Novel (Nobel) Self Experimentation

Five Guys
Five Guys Facts
Published in
3 min readSep 21, 2016

9–13–16, Adil

The 2005 Nobel Prize in Physiology or Medicine was awarded to Barry Marshall, an Australian doc with a funky story.

His father managed chicken factories in Perth, and his mother was a nurse. He was a B’s and C’s student in high school, but says he must’ve done well on the med school admissions test and had charisma in the interview because he wound up in medicine. He just aspired to be a general practitioner.

Before the 20th century, nobody took stomach ulcers seriously. Up until Marshall’s work, all doctors would just say that the pain was caused by stress. This was a serious disease, though: in this day and age, several people got so sick that they had their stomachs removed or bled until they died. Ulcers were painful; when you eat food, it temporarily washes the acid away, but with a duodenal ulcer (ulcer with a hole in it), the acid comes back and irritates the raw base of the ulcer, causing pain to start back up. These problems were apparently so common that the Mayo Clinic was built on gastric surgery. After cutting out part of the stomach and connecting it to the intestine, about half of people felt better, but about 25% of these “cured” patients became “gasrtic cripples,” lacking appetite and never regaining complete health.

Working with an older pathologist who later shared the Nobel, Marshall noticed that a bacteria kept showing up in the biopsies of all these patients with stomach issues. He got really interested in this, and began scrutinizing the biopsies of every patient who walked through the door. This bacteria was the now-famous Helicobacter pylori. He was finally able to look at 13 patients with duodenal ulcer, and found that each one had this H. pylori bacteria.

After writing their full paper, they were still met with huge skepticism.
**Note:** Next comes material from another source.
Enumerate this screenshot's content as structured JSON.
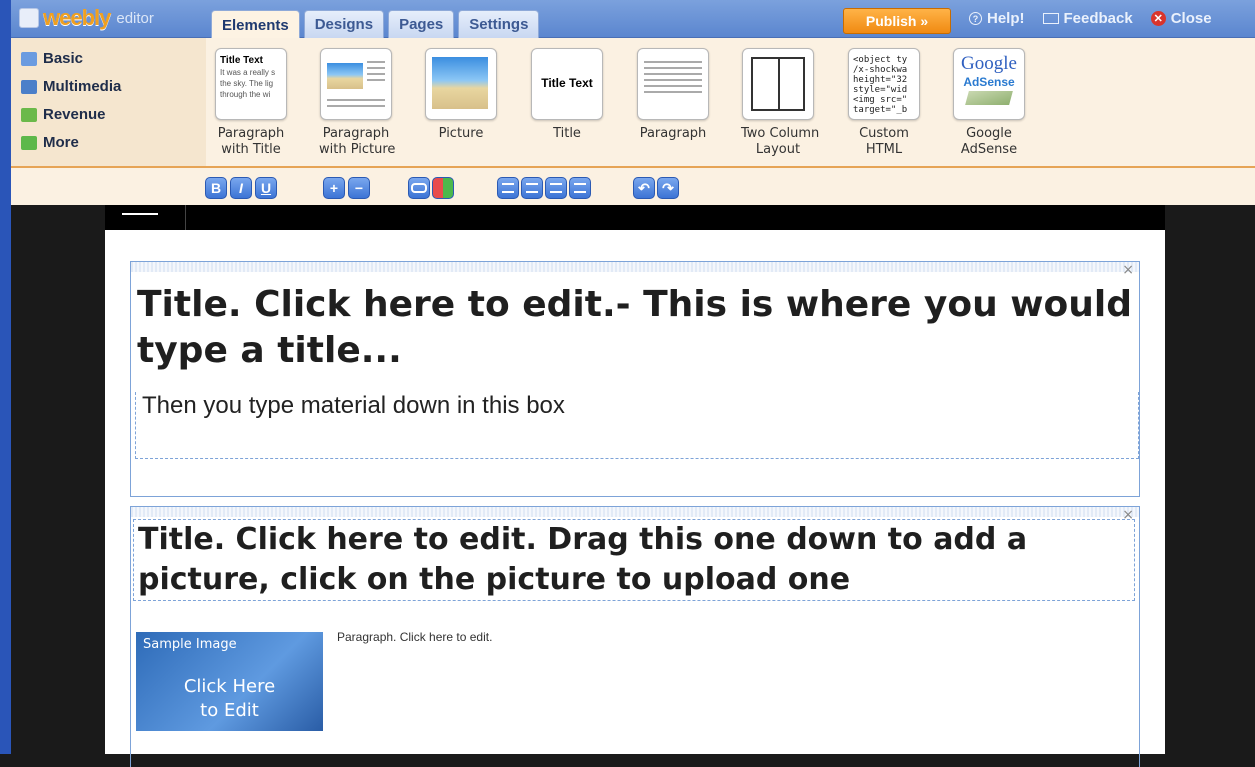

Nobody wanted to believe them, especially 2 groups: 1) drug companies who had a $3 billion/year industry on antacids and 2) gastroenterologists (GEs) who did endoscopy as a bread-and-butter procedure, and if these bacteria findings were true, a huge chunk of their patients get handed over to the infectious disease (ID) docs. So the GEs hated him but the ID guys loved him.

The next step was to get solid experimental (not observational) proof. He kept failing to infect animals: pigs, rats, mice — they all flubbed. He couldn’t ethically convince any humans to do it. So what does he do? He sees one of his patients with gastritis, cultures his bacteria in a petri dish, then drinks the bacteria himself.F

He had taken a baseline endoscopy of himself before chugging the bacteria. He thought maybe years later he’d develop an ulcer, but surprisingly just 3 days later, he started developing nausea and bad breath, noticed only by his mother. On days 5–8, he had no-acid vomiting, and on day 8 a repeat endoscopy showed massive inflammation (gastritis) all over, and indeed H. pylori showed up in a biopsy from this area. On day 14, after a third endoscopy, Marshall began taking antibiotics. The problems cleared up soon.

He published his findings in 1985, but still, the medical community didn’t buy it. Finally, in the US, the NIH and FDA took note and fast-tracked a lot of clinical trials that unequivocally proved Marshall right. It went pretty quickly after that: between 1993–1996, the whole country changed its mentality. We now know that H. pylori is the primary cause of gastritis, ulcers, and stomach cancer, and patients don’t get their stomachs chopped out while stupidly taking antacids instead of antibiotics. And voila, 2005 Nobel Prize.